Im Jahr 2017 wurde das Dorf Bondo von einer Matschlawine getroffen. Felsrutsche passieren immer häufiger in der Alpenregion. Grund dafür ist unter anderem der zunehmend auftauende Permafrost, der die Berge in Bewegung bringt.
Tauender Permafrost bringt die Berge in Bewegung
In den Hochlagen der Schweizer Alpen ist der Untergrund ständig gefroren. Es handelt sich um Permafrost, der verborgen in Felswänden und Berggipfeln vorkommt. Eine typische Landform des Gebirgspermafrosts sind Blockgletscher: Diese aus groben Blöcken und Eis bestehenden Schuttmassen kriechen unter dem Einfluss der Schwerkraft mit einer Geschwindigkeit von Dezimetern bis Meter pro Jahr talwärts und zeigen das Vorkommen von Permafrost auf.

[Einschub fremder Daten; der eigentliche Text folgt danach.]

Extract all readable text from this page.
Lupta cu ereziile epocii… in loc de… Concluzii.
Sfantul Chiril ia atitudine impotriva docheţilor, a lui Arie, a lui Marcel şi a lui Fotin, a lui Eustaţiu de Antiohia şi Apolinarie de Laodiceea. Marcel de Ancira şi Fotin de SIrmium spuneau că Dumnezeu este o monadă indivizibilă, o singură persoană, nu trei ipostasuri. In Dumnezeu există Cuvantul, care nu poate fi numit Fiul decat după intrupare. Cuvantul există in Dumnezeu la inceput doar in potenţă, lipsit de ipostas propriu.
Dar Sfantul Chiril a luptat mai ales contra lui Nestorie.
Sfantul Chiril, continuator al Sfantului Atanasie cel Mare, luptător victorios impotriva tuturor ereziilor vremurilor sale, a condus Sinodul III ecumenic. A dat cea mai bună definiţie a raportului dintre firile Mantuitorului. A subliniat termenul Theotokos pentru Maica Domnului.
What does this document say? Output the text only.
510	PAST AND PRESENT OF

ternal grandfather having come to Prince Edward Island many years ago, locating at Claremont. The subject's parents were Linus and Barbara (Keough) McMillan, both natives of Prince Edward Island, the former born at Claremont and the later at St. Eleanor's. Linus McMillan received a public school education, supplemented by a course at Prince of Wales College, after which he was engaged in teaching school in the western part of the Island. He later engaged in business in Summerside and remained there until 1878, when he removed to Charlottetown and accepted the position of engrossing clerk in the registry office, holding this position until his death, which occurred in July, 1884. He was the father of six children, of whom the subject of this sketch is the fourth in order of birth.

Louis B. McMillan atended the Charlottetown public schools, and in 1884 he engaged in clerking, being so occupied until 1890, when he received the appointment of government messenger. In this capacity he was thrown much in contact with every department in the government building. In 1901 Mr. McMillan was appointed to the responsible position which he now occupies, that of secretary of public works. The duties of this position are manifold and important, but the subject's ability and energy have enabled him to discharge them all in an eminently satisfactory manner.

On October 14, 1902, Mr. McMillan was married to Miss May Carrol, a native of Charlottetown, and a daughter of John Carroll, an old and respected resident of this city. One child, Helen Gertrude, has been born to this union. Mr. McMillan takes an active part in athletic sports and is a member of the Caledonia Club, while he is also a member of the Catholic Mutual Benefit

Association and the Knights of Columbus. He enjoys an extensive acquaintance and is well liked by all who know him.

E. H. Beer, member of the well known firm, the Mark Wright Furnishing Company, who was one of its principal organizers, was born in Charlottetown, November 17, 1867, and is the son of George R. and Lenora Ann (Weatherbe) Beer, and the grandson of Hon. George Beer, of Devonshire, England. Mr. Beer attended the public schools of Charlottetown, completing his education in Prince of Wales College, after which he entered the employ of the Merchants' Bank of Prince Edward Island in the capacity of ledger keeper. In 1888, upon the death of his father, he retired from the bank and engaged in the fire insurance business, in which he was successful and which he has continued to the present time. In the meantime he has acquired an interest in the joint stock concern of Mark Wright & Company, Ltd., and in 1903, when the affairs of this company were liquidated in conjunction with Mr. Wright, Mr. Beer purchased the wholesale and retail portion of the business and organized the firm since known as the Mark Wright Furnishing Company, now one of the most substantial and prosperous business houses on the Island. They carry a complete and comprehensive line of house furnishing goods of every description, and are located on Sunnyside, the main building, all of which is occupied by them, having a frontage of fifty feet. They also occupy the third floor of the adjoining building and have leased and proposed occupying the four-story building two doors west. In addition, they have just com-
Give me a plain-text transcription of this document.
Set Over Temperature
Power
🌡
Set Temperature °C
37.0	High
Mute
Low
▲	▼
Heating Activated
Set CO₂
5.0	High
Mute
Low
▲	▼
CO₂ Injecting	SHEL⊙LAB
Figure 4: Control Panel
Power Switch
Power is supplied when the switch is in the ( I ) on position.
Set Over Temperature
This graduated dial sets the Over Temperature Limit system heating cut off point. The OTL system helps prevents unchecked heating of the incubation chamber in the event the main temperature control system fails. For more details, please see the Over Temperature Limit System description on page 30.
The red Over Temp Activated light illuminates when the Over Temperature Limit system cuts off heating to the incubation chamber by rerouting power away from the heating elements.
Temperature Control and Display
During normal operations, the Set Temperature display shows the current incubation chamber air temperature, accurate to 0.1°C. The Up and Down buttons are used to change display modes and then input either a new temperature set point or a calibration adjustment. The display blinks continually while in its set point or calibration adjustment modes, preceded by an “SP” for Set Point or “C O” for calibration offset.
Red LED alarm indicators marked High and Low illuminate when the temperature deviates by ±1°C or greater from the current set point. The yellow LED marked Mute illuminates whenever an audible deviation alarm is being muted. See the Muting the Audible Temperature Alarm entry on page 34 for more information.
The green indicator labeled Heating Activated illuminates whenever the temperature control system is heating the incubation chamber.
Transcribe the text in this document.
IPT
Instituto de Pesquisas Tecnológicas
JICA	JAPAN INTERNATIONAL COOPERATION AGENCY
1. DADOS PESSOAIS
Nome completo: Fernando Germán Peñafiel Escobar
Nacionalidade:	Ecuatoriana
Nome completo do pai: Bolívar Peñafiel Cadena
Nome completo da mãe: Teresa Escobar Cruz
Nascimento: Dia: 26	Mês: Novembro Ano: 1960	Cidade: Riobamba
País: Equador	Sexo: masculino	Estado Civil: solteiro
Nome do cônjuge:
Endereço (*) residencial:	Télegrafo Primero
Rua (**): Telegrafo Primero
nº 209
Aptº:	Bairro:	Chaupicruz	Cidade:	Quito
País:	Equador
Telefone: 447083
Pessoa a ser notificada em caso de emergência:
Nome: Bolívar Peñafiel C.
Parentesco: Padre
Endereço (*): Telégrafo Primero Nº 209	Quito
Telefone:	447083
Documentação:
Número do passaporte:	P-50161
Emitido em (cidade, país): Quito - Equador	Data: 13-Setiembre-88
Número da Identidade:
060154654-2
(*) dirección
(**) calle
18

Da Permafrost über die Temperatur definiert ist, reagiert er auf Änderungen der klimatischen Bedingungen empfindlich. Wenn Permafrost auftaut, leidet die Stabilität der riesigen Bergmassen darunter. Durch den Klimawandel kommt es immer häufiger zu diesen Bewegungen und dadurch Erdrutschen und Gefahren für die Bergbewohner.